Diffusion models applied to skin and oral cancer classification

TL;DR

This work evaluates DiffMIC, a diffusion-model–based classifier with dual-granularity guidance, on skin cancer (PAD-UFES-20) and oral cancer (P-NDB-UFES) imaging. It demonstrates that DiffMIC achieves competitive performance compared to CNNs and Transformers, with $0.6457$ BACC on PAD-UFES-20 (6-class) and $0.8357$ (binary), and $0.9050$ BACC on P-NDB-UFES, while exposing limited cross-dataset generalization to the HIBA clinical set. The study combines global saliency priors and local ROI crops within a DDPM-inspired training framework, using a ResNet18 backbone for guidance and 150 training epochs. Overall, diffusion-based classification is viable for medical images of skin and oral lesions, though robustness across datasets remains a challenge; future work includes diffusion-driven data augmentation to boost performance of traditional CNN/Transformer models. $T=1000$ time steps and diffusion-based losses $L( heta)$ and $L_{simple}( heta)$ underpin the training, highlighting diffusion models as a competitive alternative in medical imaging classification.

Abstract

This study investigates the application of diffusion models in medical image classification (DiffMIC), focusing on skin and oral lesions. Utilizing the datasets PAD-UFES-20 for skin cancer and P-NDB-UFES for oral cancer, the diffusion model demonstrated competitive performance compared to state-of-the-art deep learning models like Convolutional Neural Networks (CNNs) and Transformers. Specifically, for the PAD-UFES-20 dataset, the model achieved a balanced accuracy of 0.6457 for six-class classification and 0.8357 for binary classification (cancer vs. non-cancer). For the P-NDB-UFES dataset, it attained a balanced accuracy of 0.9050. These results suggest that diffusion models are viable models for classifying medical images of skin and oral lesions. In addition, we investigate the robustness of the model trained on PAD-UFES-20 for skin cancer but tested on the clinical images of the HIBA dataset.

Figures (7)

• Figure 1: DiffMIC framework with training (a) and inference (b) pipelines. There is also a block containing the DCG model (c) pipeline.
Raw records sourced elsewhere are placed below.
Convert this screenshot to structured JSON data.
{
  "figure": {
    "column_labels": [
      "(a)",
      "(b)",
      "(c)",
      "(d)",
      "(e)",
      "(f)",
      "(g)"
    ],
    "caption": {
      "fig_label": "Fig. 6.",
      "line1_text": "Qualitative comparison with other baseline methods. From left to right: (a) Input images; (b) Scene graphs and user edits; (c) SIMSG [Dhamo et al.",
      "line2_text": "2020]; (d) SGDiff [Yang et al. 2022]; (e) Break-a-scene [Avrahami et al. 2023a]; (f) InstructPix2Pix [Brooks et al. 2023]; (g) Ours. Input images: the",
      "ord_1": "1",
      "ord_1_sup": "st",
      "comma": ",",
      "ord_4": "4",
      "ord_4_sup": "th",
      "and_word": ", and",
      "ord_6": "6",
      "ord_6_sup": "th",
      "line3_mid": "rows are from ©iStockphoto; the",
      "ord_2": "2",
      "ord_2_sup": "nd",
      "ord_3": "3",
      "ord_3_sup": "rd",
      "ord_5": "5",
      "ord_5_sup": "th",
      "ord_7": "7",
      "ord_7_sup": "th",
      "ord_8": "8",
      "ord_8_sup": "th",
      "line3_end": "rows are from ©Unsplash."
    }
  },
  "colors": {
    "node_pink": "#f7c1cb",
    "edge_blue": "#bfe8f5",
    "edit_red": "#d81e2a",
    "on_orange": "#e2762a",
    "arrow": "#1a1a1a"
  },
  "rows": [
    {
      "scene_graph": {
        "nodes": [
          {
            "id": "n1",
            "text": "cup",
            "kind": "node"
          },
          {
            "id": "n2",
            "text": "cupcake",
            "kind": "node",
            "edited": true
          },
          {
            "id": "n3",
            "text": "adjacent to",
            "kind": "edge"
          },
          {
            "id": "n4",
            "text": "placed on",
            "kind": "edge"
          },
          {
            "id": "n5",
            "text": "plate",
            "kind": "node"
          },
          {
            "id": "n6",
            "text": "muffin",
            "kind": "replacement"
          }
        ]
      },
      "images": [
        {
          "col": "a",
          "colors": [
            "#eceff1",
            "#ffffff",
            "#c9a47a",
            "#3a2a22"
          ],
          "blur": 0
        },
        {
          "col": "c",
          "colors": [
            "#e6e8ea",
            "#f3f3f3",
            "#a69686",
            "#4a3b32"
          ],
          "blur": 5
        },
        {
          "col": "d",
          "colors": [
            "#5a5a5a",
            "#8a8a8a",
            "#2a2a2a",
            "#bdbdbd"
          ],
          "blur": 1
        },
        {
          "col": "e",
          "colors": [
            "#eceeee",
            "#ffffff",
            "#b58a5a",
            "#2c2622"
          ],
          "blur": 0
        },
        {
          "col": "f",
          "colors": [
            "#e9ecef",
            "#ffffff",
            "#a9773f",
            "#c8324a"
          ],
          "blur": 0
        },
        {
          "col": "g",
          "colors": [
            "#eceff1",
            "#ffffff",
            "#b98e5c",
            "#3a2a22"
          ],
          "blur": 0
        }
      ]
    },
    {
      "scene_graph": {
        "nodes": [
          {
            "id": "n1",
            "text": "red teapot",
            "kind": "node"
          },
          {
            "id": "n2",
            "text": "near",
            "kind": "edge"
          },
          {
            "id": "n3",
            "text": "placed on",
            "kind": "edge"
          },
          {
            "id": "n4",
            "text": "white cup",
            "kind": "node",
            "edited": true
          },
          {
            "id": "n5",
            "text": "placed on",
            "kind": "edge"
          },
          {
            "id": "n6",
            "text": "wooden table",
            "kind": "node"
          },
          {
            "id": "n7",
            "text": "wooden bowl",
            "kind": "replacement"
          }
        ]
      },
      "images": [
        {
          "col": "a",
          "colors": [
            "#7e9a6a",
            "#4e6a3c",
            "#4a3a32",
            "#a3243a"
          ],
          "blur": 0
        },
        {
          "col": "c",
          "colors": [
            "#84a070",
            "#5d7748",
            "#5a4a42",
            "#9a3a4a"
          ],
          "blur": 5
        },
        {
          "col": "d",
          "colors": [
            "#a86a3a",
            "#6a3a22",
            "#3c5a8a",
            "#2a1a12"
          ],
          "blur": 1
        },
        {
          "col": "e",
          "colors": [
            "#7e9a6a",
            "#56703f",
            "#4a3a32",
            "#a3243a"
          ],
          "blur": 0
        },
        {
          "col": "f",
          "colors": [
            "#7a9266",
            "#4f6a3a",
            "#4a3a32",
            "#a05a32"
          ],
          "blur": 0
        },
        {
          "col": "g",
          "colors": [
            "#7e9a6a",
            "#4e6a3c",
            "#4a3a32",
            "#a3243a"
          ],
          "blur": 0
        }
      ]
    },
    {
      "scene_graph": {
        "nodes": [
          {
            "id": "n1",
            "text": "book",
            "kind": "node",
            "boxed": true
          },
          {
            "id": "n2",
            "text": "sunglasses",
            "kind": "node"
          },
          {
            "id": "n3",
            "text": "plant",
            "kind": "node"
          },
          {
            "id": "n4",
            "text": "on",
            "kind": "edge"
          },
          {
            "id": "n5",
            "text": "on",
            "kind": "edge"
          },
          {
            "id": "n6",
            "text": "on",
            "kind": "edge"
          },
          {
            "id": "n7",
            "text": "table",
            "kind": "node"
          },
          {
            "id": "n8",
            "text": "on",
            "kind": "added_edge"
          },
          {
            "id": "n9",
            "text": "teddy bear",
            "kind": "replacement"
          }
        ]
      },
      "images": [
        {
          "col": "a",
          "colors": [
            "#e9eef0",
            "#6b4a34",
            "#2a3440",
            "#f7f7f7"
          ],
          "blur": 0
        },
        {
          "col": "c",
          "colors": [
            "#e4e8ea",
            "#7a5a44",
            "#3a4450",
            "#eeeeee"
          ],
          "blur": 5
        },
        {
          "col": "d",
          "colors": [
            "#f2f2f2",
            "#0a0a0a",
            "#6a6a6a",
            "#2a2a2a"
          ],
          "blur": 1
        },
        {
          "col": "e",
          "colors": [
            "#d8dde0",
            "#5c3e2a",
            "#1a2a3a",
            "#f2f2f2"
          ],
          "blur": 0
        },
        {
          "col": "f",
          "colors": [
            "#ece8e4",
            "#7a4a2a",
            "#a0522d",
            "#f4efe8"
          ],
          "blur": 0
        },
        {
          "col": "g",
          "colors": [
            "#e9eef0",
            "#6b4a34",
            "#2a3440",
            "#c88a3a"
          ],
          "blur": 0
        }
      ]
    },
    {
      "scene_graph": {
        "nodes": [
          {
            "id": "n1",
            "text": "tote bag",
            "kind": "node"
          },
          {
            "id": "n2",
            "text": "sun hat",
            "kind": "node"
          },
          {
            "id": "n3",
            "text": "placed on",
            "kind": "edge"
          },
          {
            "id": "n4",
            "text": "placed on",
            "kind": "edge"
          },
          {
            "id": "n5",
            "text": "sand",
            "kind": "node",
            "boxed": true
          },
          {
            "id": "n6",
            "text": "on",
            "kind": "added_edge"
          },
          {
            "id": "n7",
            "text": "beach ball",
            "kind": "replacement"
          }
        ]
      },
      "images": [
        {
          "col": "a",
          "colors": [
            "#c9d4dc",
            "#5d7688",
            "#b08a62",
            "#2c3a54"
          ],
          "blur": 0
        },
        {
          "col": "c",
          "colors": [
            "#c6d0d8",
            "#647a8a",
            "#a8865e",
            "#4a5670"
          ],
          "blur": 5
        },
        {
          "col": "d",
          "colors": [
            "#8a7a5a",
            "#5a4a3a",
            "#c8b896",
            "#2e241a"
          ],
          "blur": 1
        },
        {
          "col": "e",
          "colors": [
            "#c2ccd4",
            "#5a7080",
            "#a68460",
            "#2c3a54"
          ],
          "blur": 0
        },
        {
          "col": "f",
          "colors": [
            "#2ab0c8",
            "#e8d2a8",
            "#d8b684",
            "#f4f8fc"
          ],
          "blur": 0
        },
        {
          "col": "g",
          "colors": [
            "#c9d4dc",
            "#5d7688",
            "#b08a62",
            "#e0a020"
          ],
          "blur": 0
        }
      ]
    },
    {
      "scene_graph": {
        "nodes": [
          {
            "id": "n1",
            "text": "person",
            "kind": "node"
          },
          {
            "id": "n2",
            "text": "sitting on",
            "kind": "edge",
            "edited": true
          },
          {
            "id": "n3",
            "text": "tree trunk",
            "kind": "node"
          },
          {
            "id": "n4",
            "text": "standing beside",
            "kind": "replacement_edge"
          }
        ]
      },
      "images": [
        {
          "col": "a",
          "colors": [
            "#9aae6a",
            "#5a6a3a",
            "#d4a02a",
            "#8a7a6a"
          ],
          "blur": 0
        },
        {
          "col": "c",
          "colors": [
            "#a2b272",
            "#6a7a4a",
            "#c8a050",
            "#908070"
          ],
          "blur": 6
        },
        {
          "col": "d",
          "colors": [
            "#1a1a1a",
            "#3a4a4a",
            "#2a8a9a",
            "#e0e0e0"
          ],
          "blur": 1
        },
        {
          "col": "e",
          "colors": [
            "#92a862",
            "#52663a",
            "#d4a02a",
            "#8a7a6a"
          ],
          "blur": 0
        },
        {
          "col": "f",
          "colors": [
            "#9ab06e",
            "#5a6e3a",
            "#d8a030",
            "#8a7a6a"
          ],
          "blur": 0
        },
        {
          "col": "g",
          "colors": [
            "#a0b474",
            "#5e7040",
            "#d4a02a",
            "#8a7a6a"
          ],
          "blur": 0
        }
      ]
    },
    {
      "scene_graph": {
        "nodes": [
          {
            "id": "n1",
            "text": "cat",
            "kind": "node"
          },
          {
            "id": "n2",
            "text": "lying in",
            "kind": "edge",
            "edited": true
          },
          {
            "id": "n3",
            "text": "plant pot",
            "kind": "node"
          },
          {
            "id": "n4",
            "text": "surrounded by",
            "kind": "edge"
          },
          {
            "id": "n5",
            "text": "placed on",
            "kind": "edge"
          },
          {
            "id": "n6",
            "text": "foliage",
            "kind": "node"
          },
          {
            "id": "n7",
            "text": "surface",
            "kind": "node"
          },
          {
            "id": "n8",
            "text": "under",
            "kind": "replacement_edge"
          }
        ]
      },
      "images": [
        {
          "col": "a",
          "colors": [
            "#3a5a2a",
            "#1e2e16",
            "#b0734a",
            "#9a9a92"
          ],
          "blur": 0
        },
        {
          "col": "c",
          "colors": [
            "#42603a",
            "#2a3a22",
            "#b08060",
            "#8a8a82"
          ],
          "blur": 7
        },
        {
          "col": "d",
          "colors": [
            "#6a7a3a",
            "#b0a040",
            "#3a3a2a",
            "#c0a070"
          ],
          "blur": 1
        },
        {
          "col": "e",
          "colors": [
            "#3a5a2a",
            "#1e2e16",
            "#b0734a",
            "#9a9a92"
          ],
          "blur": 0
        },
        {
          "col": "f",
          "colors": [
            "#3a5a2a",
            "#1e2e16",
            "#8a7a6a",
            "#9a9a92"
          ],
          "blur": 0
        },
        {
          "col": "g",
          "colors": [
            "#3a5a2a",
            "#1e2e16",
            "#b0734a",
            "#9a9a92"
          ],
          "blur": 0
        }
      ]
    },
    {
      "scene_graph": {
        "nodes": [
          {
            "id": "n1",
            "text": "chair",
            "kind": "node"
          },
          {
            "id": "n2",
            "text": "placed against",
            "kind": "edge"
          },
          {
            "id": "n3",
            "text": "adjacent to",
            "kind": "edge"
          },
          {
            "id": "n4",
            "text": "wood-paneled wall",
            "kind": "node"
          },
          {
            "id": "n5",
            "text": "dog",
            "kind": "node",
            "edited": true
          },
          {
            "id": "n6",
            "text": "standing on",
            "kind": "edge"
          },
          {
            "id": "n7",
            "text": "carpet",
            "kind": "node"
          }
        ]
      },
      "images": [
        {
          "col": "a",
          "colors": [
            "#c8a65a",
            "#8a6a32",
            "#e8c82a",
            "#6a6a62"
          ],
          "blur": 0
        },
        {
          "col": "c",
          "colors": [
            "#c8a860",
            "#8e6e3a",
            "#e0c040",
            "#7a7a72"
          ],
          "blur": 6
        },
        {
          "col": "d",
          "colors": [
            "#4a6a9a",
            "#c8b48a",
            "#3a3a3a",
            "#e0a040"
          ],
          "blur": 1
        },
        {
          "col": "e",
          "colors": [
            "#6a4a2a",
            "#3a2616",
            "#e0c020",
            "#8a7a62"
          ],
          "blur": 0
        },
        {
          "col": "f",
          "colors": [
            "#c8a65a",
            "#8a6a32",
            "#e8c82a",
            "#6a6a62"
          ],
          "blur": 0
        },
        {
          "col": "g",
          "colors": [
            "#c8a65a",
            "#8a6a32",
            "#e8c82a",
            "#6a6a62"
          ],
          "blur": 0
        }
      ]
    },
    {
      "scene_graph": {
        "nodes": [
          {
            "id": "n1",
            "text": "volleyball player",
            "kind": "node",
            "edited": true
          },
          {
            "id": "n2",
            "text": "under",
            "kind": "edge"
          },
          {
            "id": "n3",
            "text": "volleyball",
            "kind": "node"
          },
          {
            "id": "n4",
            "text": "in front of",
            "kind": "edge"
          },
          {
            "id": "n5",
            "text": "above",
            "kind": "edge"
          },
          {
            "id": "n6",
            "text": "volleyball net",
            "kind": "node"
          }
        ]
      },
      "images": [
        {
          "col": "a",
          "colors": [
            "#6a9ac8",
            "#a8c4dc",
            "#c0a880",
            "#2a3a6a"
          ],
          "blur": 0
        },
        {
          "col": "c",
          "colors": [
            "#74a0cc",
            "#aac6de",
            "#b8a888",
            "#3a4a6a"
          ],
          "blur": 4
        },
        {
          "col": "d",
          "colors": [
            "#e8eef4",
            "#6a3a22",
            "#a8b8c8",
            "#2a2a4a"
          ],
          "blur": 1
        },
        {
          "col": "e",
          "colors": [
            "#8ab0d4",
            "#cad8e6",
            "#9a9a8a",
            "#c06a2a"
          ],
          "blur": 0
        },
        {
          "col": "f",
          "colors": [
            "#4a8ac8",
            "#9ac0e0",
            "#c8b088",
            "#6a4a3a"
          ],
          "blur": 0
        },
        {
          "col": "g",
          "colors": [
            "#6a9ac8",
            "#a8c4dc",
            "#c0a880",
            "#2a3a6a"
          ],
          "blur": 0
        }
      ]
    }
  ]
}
This figure was taken from the seminal work of DiffMIC yang2023diffmic.
• Figure 2: A sample of each type of skin lesion present in PAD-UFES-20 dataset. (a) Basal Cell Carcinoma of skin. (b) Squamous Cell Carcinoma. (c) Actinic Keratosis. (d) Malignant Melanoma. (e) Melanocytic Nevus of Skin. (f) Seborrheic Keratosis PadUfes.
• Figure 3: Samples of histopathological images from each class that exists in the P-NDB-UFES dataset DELIMA2023.
• Figure 4: Confusion matrix obtained by evaluating DiffMIC on the PAD-UFES-20 test set.
• Figure 5: Confusion matrix obtained by evaluating DiffMIC trained using the 6 classes of the PAD-UFES-20 and tested on the clinical images of HIBA dataset.